This work addresses the ill-posed problem of inferring physical quantities in nonlinear conservation law systems from sparse or noisy observations by proposing the first Bayesian method that simultaneously enforces numerical conservation and provides structured uncertainty quantification. The approach embeds a conservative numerical scheme within a Gaussian process prior and leverages sparse approximation techniques to construct a scalable forward–inverse framework. In forward simulations, it preserves the accuracy of classical solvers while delivering principled uncertainty estimates; in inverse tasks, it reconstructs the full posterior distribution of nonparametric source terms with high precision in seconds—significantly outperforming neural network baselines that yield only point estimates and require several minutes of computation.

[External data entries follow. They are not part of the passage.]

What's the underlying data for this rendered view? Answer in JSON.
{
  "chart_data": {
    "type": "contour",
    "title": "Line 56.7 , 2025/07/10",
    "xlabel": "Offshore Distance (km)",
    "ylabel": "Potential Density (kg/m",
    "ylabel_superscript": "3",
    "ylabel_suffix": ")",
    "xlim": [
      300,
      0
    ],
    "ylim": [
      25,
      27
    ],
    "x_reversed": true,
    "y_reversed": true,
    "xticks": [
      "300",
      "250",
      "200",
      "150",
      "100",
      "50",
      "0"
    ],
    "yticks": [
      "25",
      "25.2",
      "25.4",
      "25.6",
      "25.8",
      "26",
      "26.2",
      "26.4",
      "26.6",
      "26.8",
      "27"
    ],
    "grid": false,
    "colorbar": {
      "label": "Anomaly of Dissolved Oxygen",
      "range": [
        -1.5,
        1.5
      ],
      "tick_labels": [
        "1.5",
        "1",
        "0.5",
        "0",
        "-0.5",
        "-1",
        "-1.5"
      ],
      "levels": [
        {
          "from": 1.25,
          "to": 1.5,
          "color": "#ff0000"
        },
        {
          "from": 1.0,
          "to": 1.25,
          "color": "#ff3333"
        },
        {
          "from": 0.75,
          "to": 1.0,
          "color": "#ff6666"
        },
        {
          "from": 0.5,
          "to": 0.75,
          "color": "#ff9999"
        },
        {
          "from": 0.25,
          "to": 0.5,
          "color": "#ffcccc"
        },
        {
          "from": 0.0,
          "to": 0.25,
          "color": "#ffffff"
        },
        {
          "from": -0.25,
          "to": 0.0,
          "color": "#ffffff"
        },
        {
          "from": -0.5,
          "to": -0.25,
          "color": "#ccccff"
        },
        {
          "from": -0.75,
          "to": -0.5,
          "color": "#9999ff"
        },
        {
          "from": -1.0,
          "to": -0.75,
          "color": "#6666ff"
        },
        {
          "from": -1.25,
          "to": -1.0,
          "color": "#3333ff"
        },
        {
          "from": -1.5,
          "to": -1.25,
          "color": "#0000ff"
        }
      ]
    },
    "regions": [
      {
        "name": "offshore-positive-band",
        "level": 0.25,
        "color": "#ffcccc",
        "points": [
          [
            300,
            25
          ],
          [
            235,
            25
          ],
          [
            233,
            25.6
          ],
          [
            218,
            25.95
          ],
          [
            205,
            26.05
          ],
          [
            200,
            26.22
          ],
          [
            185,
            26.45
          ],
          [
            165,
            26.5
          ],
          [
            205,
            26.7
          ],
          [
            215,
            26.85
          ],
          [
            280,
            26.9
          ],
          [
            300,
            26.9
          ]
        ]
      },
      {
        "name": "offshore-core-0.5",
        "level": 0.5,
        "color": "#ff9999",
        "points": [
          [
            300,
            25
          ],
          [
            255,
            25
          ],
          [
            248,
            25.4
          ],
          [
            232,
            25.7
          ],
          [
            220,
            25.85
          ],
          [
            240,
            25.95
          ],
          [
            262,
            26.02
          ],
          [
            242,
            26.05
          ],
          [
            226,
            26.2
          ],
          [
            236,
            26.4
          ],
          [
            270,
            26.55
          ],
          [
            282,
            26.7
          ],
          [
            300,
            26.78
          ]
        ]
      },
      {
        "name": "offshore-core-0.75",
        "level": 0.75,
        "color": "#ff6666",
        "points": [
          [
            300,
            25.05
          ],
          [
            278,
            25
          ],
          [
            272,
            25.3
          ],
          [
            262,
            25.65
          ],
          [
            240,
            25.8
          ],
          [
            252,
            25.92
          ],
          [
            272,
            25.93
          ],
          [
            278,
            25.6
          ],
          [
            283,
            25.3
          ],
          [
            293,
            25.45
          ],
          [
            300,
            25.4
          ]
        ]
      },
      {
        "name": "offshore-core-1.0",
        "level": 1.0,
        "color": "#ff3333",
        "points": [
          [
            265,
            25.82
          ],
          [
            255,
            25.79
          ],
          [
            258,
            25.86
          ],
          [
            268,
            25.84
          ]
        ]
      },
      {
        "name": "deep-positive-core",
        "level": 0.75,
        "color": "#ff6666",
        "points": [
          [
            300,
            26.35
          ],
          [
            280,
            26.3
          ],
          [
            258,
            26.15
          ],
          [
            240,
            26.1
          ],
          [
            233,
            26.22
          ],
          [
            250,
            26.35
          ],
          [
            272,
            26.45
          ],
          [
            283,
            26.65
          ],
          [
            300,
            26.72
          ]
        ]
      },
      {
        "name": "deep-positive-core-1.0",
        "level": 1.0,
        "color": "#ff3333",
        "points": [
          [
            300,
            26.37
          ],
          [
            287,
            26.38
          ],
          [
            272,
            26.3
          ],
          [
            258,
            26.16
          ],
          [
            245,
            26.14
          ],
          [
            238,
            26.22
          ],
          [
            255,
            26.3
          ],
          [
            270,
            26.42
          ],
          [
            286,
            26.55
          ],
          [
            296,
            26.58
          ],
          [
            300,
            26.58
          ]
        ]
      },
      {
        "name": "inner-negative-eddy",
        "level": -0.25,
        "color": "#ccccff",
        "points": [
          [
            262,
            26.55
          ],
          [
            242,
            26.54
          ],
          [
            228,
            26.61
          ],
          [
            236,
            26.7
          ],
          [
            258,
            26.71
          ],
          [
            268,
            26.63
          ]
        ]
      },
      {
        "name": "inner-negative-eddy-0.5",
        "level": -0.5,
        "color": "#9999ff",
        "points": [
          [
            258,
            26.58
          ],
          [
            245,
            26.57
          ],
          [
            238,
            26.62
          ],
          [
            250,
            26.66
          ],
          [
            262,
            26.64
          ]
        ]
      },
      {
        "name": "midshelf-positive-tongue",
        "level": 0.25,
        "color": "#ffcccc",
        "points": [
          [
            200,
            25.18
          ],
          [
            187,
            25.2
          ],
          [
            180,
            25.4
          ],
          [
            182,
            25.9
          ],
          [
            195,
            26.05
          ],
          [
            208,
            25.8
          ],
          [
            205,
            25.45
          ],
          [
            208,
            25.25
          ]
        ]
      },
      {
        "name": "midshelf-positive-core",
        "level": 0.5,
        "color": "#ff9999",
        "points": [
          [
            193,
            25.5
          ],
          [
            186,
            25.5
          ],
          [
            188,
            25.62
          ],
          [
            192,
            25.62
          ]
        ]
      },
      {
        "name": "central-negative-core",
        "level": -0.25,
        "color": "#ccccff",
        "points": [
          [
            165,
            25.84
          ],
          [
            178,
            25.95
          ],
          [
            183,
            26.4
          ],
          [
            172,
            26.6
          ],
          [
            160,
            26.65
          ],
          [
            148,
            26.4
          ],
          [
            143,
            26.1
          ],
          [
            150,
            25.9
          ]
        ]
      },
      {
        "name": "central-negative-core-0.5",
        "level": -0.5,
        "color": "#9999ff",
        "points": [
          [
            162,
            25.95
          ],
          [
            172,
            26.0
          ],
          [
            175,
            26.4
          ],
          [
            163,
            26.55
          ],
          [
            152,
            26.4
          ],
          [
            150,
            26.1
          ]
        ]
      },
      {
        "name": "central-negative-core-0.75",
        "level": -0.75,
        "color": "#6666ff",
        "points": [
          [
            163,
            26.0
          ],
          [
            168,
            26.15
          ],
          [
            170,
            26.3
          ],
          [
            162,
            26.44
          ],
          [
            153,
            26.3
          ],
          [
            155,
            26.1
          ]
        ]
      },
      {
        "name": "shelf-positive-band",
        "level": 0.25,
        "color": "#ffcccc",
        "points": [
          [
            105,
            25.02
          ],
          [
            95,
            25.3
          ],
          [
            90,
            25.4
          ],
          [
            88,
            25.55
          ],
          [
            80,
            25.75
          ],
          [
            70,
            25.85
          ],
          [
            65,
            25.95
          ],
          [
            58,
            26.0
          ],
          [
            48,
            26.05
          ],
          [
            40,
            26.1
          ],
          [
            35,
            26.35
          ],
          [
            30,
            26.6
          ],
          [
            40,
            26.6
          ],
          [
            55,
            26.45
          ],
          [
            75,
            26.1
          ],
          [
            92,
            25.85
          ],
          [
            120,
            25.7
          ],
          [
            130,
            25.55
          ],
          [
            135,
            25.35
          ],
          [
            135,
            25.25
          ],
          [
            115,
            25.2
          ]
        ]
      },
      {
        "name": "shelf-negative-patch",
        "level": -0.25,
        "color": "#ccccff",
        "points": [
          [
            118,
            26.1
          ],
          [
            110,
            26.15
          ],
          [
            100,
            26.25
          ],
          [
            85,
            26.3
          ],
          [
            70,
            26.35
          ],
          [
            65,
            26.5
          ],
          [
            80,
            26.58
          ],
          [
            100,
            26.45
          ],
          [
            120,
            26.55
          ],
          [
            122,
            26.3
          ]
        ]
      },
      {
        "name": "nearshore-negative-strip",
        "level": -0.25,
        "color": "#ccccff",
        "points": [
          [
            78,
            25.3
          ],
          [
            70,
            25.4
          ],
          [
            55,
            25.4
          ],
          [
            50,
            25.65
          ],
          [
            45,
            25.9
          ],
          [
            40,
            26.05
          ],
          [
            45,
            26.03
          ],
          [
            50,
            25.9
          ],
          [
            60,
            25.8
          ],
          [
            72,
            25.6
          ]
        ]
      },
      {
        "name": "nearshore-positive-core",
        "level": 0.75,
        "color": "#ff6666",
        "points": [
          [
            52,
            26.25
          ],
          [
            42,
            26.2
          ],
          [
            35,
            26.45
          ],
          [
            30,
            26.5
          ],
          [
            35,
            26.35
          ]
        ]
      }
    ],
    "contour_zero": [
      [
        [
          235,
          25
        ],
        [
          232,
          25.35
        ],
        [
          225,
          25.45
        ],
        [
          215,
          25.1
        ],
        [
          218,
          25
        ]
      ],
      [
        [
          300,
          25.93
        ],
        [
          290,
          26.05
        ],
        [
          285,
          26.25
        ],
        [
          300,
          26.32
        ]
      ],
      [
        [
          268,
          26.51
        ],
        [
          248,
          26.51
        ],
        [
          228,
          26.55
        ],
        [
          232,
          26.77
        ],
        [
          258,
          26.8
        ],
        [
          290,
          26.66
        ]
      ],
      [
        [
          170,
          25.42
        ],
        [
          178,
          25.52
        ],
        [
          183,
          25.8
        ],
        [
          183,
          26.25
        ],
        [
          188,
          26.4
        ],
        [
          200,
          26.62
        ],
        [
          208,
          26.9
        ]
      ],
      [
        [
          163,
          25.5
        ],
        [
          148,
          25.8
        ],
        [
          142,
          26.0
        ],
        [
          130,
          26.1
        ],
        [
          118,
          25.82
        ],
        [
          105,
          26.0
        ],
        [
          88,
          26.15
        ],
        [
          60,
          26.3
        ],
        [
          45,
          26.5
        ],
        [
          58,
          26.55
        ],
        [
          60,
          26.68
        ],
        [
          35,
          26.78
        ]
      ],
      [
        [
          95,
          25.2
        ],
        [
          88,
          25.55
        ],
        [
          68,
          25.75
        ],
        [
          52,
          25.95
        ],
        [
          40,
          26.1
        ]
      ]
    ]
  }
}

Nonlinear conservation laws are at the heart of many of the most important dynamical systems in science and engineering. In practical applications, such systems are often subject to various sources of uncertainty, e.g. due to sparse or noisy measurements. Inferring physical quantities and fields of interest then becomes an ill-posed problem which both classical numerical methods and modern deep learning-based methods struggle to treat appropriately. Recent work has framed classical numerical methods as Bayesian inference under Gaussian process priors, resulting in a physics-aware treatment of uncertainties. Following this line of work, we develop a novel numerically conservative method for uncertainty-aware simulations of nonlinear conservation laws. We use recent sparse approximation techniques to scale up to large-scale forward and inverse problems. For forward simulation, we inherit the accuracy of classical solvers while providing structured uncertainty quantification. On inverse problems, we recover posteriors over nonparametric source fields in seconds -- outperforming neural baselines that take minutes to produce a less accurate point estimate.